Many officers in the US Armed Forces are bright and very good tacticians.
Some are bright tacticians and very good with strategy.
A few are strategic geniuses. Douglas MacArthur was one of those. For that reason, John F. Kennedy sought and received advice from him.
Most famous was MacArthur's aphorism that one should 'never fight a land war in Asia.' He saw the problem first-hand in Korea and indirectly in China, during WWII. But LBJ--who thought that HE was the smartest guy in the room--ignored MacArthur's advice and lost a land war in Vietnam.
MacArthur also though that the "domino theory" pressed by the usual suspects in the Chamber of Commerce was idiotic. He was right, of course; ballistic missiles are sufficient deterrents to "dominos."
But MacArthur saw something else that he impressed upon Kennedy.
...At the heart of the August 16 discussion
is MacArthur’s view that America’s greatest asset is its economy.

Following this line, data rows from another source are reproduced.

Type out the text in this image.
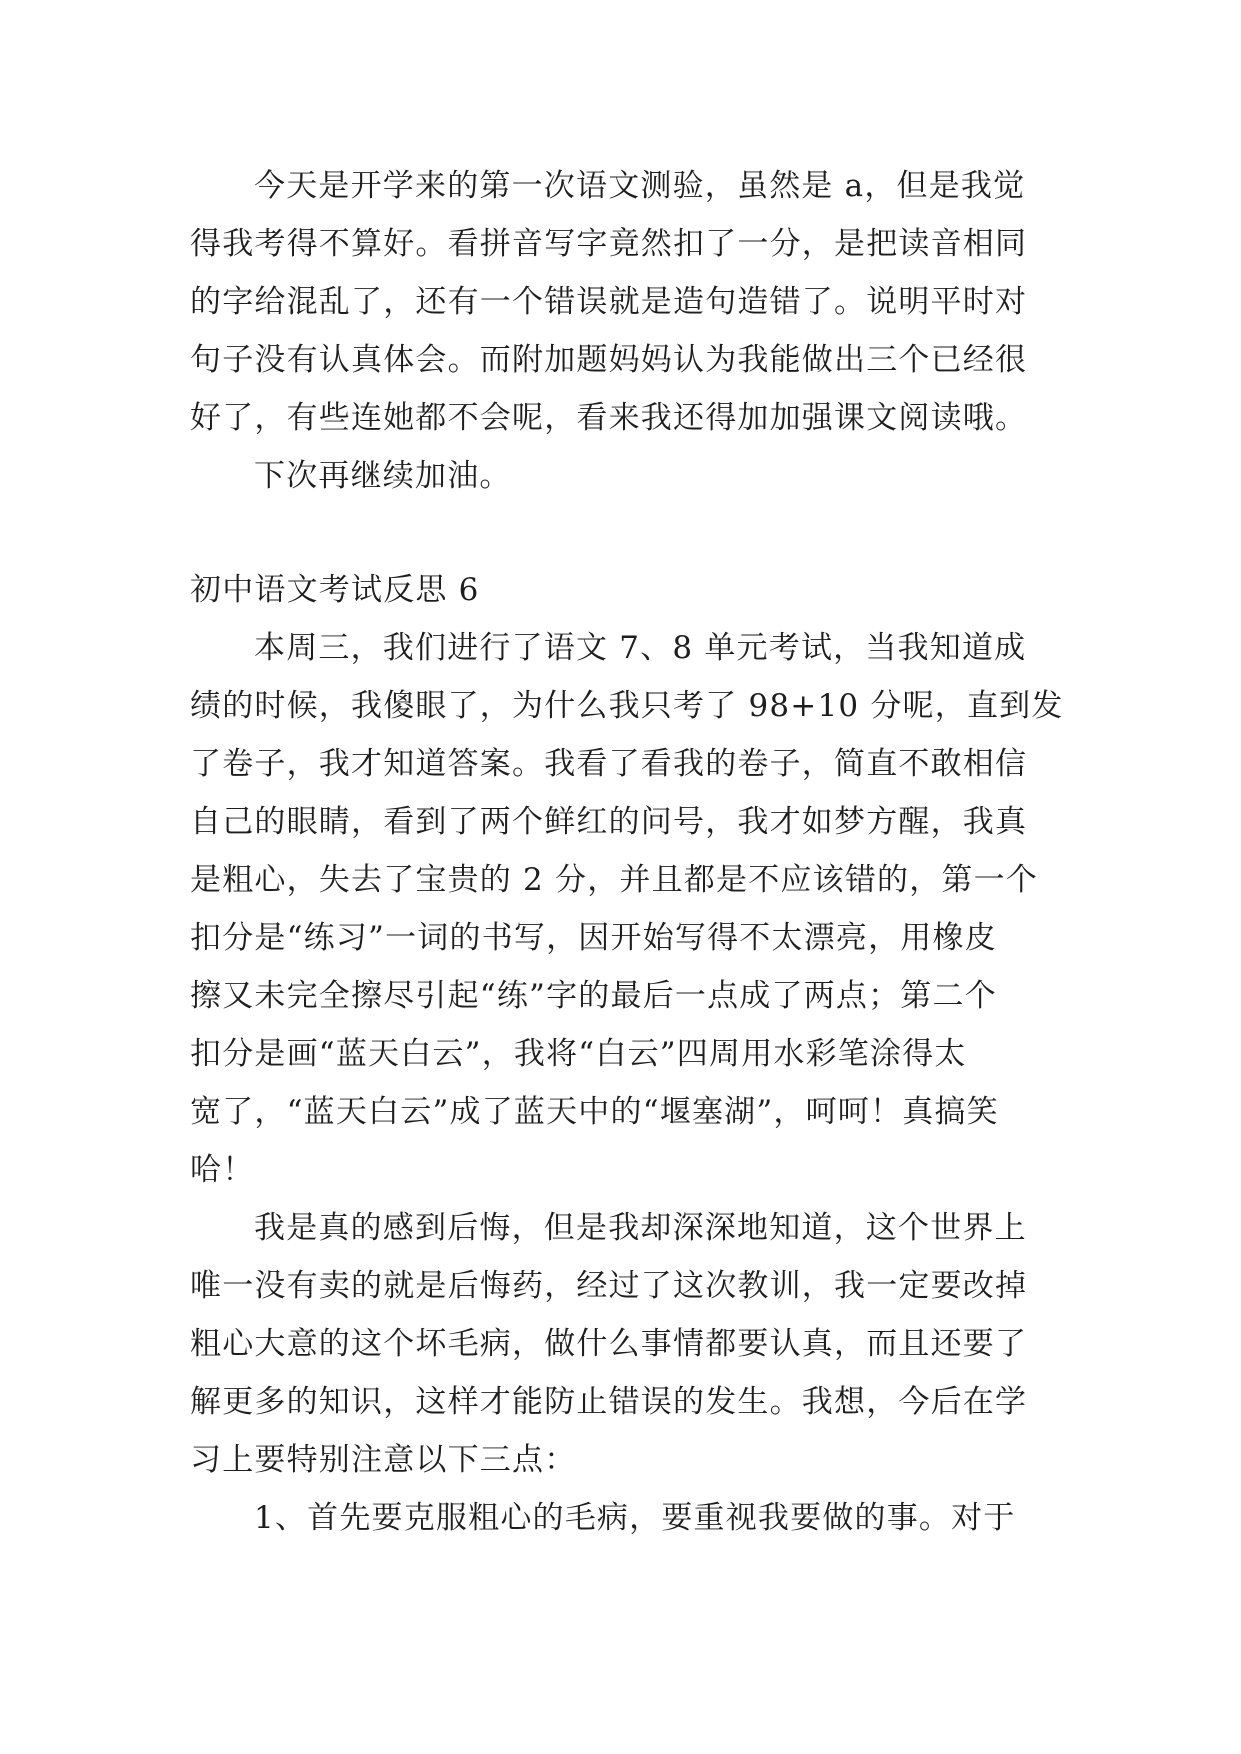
今天是开学来的第一次语文测验，虽然是 a，但是我觉
得我考得不算好。看拼音写字竟然扣了一分，是把读音相同
的字给混乱了，还有一个错误就是造句造错了。说明平时对
句子没有认真体会。而附加题妈妈认为我能做出三个已经很
好了，有些连她都不会呢，看来我还得加加强课文阅读哦。
下次再继续加油。
初中语文考试反思 6
本周三，我们进行了语文 7、8 单元考试，当我知道成
绩的时候，我傻眼了，为什么我只考了 98+10 分呢，直到发
了卷子，我才知道答案。我看了看我的卷子，简直不敢相信
自己的眼睛，看到了两个鲜红的问号，我才如梦方醒，我真
是粗心，失去了宝贵的 2 分，并且都是不应该错的，第一个
扣分是“练习”一词的书写，因开始写得不太漂亮，用橡皮
擦又未完全擦尽引起“练”字的最后一点成了两点；第二个
扣分是画“蓝天白云”，我将“白云”四周用水彩笔涂得太
宽了，“蓝天白云”成了蓝天中的“堰塞湖”，呵呵！真搞笑
哈！
我是真的感到后悔，但是我却深深地知道，这个世界上
唯一没有卖的就是后悔药，经过了这次教训，我一定要改掉
粗心大意的这个坏毛病，做什么事情都要认真，而且还要了
解更多的知识，这样才能防止错误的发生。我想，今后在学
习上要特别注意以下三点：
1、首先要克服粗心的毛病，要重视我要做的事。对于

America’s adversaries, on the other hand, had always struggled (and
failed) to match its economic output, and particularly its agricultural
output. “The Achilles heel of the Russians and Chinese,” he said, “is
food.” In this sense, MacArthur is a stand-in for nearly every senior
officer of his generation who looked on America’s industrial and
agricultural assets as its strength. Nothing else mattered. Put another
way, while Russia’s “strategic depth” is its geography and China’s
strategic depth is its mass of people, America’s strategic depth is its
economy. To destroy America, you must destroy its economy. No one ever
had....
Don't ever forget that.
It's not likely that Obama ever read anything about that meeting. It's also unlikely that Obama ever read anything at all by or about MacArthur other than the usual high-school and college babble. But his puppetmasters probably did--thus, Obama's determination to kill the US economy.
He didn't succeed, but they will try again.